Academy Award nominee and longtime PETA activist James Cromwell has big plans for his 75th birthday — moderating PETA’s Capitol Hill congressional briefing on the National Institutes of Health’s (NIH) maternal-deprivation experiments on baby monkeys.
Along with a panel of experts, Cromwell will point to the cruelty of the experiments, their inapplicability to human health, and the superior non-animal research methods available to study mental illness.
“By the time you get to be my age, you start to think that maybe you’ve seen it all — and then you realize that you haven’t. When I first heard that PETA had released videos of maternal deprivation experiments on baby monkeys, I guessed it was some kind of retrospective,” says Cromwell. “These barbaric experiments weren’t justifiable 60 years ago. They certainly aren’t justified in the 21st century, and they do not deserve the support of Congress and taxpayers.”
As revealed in video footage released by PETA, NIH experimenters at a laboratory in Maryland breed monkeys to be prone to depression, remove infants from their mothers at birth to induce trauma, and then subject the young ones to years of experiments designed to cause, worsen, and measure the babies’ severe fear, depression, and anxiety. These experiments have never led to the development of treatments for human mental illness and are superseded by human brain imaging and other modern techniques but have continued for more than 30 years and cost taxpayers more than $30 million in just the past seven years alone.
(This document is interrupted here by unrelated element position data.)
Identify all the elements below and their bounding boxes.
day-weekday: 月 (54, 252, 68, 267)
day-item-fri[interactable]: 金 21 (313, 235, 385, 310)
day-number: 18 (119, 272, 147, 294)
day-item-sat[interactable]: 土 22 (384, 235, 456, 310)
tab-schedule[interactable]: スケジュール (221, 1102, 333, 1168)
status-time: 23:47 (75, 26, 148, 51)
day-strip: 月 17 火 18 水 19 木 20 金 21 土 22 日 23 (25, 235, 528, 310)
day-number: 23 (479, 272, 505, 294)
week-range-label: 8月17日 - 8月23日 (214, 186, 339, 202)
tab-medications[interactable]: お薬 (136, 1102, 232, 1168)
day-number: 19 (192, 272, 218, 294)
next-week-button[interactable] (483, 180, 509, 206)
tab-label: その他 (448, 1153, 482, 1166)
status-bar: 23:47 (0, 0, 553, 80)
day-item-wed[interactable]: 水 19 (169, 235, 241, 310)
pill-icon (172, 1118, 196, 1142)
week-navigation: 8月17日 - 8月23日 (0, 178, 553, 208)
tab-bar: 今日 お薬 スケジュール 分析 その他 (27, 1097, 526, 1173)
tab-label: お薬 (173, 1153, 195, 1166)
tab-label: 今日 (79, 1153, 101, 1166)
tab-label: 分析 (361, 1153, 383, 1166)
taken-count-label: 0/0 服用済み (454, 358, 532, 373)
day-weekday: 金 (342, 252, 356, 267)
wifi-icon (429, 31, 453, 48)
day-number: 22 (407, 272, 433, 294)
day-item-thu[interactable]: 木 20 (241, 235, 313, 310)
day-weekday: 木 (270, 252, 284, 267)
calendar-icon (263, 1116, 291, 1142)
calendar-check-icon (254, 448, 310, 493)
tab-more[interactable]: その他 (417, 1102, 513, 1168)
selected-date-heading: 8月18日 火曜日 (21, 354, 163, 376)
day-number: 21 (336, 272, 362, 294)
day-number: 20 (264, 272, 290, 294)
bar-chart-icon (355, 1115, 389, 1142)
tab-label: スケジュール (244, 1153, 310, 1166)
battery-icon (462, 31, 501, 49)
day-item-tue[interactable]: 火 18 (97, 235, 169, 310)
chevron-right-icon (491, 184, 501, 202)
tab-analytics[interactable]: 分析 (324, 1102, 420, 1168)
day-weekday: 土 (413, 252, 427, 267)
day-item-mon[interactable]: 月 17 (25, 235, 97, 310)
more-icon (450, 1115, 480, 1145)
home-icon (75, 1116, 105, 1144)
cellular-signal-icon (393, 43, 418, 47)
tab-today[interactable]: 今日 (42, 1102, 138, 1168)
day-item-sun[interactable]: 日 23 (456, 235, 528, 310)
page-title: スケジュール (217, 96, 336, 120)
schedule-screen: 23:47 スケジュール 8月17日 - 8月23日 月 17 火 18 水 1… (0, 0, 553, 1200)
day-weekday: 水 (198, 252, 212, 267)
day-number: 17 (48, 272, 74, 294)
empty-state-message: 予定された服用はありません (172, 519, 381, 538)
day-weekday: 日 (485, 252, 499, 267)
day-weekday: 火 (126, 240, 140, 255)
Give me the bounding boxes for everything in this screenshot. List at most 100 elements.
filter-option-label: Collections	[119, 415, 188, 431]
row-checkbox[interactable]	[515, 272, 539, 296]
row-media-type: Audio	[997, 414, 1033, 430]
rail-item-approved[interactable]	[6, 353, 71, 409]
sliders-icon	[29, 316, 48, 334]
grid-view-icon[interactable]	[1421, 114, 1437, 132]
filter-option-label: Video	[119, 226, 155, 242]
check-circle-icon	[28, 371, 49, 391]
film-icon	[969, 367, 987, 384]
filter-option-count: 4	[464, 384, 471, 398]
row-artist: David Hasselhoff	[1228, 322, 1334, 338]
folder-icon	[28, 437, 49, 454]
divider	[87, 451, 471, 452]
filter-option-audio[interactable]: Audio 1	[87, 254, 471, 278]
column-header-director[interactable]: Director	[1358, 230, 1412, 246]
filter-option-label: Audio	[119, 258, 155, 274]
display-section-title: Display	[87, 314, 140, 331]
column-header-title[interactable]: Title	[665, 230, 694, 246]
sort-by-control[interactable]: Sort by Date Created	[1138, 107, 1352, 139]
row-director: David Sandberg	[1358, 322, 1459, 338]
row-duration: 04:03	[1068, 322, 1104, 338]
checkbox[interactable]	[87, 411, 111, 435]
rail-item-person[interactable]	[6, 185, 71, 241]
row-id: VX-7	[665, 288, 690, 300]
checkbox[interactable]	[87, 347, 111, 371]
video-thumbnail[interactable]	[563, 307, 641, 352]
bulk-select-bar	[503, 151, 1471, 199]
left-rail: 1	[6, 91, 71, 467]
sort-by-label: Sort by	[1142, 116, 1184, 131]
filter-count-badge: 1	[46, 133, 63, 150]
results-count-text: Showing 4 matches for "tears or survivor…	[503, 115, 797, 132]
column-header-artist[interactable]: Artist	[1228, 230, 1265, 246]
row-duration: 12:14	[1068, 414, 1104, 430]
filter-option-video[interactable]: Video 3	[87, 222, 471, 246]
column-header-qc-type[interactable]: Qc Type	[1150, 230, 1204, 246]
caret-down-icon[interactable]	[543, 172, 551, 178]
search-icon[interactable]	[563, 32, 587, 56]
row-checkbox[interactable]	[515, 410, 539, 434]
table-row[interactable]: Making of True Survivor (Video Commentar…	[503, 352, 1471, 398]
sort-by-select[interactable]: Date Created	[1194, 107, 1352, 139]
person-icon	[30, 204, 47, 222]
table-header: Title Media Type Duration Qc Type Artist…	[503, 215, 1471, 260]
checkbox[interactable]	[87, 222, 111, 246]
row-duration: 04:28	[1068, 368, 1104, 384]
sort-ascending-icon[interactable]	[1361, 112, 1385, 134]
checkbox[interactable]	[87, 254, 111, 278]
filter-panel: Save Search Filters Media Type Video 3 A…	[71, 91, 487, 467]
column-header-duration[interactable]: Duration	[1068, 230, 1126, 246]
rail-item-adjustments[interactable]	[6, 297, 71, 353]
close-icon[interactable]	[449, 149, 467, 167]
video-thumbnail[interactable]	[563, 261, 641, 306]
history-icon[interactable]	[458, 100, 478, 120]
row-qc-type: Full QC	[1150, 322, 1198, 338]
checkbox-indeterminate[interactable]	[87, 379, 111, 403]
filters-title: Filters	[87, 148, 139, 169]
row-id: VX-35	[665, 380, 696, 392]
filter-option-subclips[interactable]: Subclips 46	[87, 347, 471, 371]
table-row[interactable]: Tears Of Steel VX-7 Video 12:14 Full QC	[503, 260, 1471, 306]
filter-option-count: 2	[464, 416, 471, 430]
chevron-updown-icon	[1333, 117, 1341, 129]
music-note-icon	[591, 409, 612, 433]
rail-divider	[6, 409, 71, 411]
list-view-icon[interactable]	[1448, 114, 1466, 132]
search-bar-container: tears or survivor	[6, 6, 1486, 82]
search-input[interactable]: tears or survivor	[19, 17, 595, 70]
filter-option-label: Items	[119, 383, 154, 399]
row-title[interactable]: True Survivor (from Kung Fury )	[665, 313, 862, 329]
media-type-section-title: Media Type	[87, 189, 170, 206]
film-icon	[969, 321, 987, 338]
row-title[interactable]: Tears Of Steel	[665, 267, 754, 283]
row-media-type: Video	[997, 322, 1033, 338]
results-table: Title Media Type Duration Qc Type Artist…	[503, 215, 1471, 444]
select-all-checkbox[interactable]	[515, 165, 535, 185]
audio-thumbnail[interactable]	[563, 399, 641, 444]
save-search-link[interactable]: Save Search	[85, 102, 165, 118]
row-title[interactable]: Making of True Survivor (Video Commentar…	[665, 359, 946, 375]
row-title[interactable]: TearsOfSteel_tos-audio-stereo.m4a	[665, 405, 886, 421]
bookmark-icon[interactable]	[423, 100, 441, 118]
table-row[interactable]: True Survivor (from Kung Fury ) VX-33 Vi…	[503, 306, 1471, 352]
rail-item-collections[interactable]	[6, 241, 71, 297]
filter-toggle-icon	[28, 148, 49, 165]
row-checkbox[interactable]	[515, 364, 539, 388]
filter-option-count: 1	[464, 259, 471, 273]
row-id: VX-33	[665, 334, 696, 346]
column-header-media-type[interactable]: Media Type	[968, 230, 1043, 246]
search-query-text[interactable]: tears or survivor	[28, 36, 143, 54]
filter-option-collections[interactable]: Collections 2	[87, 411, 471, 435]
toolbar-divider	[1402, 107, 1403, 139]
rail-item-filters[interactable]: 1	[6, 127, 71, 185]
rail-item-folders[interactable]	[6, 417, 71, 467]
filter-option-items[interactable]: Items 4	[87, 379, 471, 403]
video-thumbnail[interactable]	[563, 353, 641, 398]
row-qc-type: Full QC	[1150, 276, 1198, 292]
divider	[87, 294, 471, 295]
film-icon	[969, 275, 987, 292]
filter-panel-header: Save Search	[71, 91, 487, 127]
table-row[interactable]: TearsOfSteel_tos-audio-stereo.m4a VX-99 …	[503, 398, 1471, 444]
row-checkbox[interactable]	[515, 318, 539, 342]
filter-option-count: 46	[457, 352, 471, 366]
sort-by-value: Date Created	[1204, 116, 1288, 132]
Last year, Cromwell caged himself at the Los Angeles International Airport to protest Air France’s practice of flying thousands of terrified monkeys to laboratories, where they’re caged, cut into, poisoned, and killed. In 2013, the Oscar-nominated Babe star was arrested for interrupting a meeting at the University of Wisconsin–Madison to protest the school’s cruel and deadly brain experiments on cats.